El incumplimiento no es menor: no formalizar el acuerdo de trabajo a distancia en los términos legal o convencionalmente previstos constituye una infracción administrativa grave, sancionable con multa de 751 a 7.500 euros (Artículo 40.1.b) del Texto Refundido de la Ley sobre Infracciones y Sanciones en el Orden Social (LISOS))
También debe tenerse presente que el teletrabajo es voluntario. Pasar a trabajar a distancia requiere acuerdo entre empresa y trabajador: la empresa no puede imponerlo unilateralmente, ni siquiera mediante una modificación sustancial de condiciones de trabajo. Del mismo modo, el trabajador tampoco puede decidir por sí solo teletrabajar si la empresa no lo ha autorizado.
Por ello, desde el punto de vista empresarial, lo recomendable es revisar las prácticas internas. Si se permite teletrabajar de manera flexible, conviene comprobar cuántas horas o días supone realmente en un período de tres meses.

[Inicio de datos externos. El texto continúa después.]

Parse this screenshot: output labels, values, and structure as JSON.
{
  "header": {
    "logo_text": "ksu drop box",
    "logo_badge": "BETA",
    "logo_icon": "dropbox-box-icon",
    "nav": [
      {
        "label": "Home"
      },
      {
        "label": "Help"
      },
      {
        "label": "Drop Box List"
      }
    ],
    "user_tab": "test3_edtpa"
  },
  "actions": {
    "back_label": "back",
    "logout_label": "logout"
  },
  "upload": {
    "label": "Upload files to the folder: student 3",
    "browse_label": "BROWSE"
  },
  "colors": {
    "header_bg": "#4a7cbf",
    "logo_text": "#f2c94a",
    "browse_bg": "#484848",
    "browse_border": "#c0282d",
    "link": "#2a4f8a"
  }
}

Si se supera el umbral legal o el previsto en convenio colectivo, la empresa debería documentar correctamente la situación mediante el correspondiente acuerdo de trabajo a distancia.
Ese acuerdo no debe limitarse a decir que el trabajador “teletrabaja”. Debe regular, entre otros aspectos, el porcentaje de trabajo a distancia y presencial, el lugar desde el que se prestarán los servicios, el horario, los medios de control empresarial, los equipos facilitados, los gastos compensables, las instrucciones sobre protección de datos y seguridad de la información, así como la duración del acuerdo.
En conclusión, permitir el teletrabajo puede ser una buena herramienta de organización y fidelización del talento, pero conviene hacerlo con seguridad jurídica. Lo que empieza como una facilidad informal puede convertirse, si se repite en el tiempo, en trabajo a distancia regular con obligaciones formales para la empresa.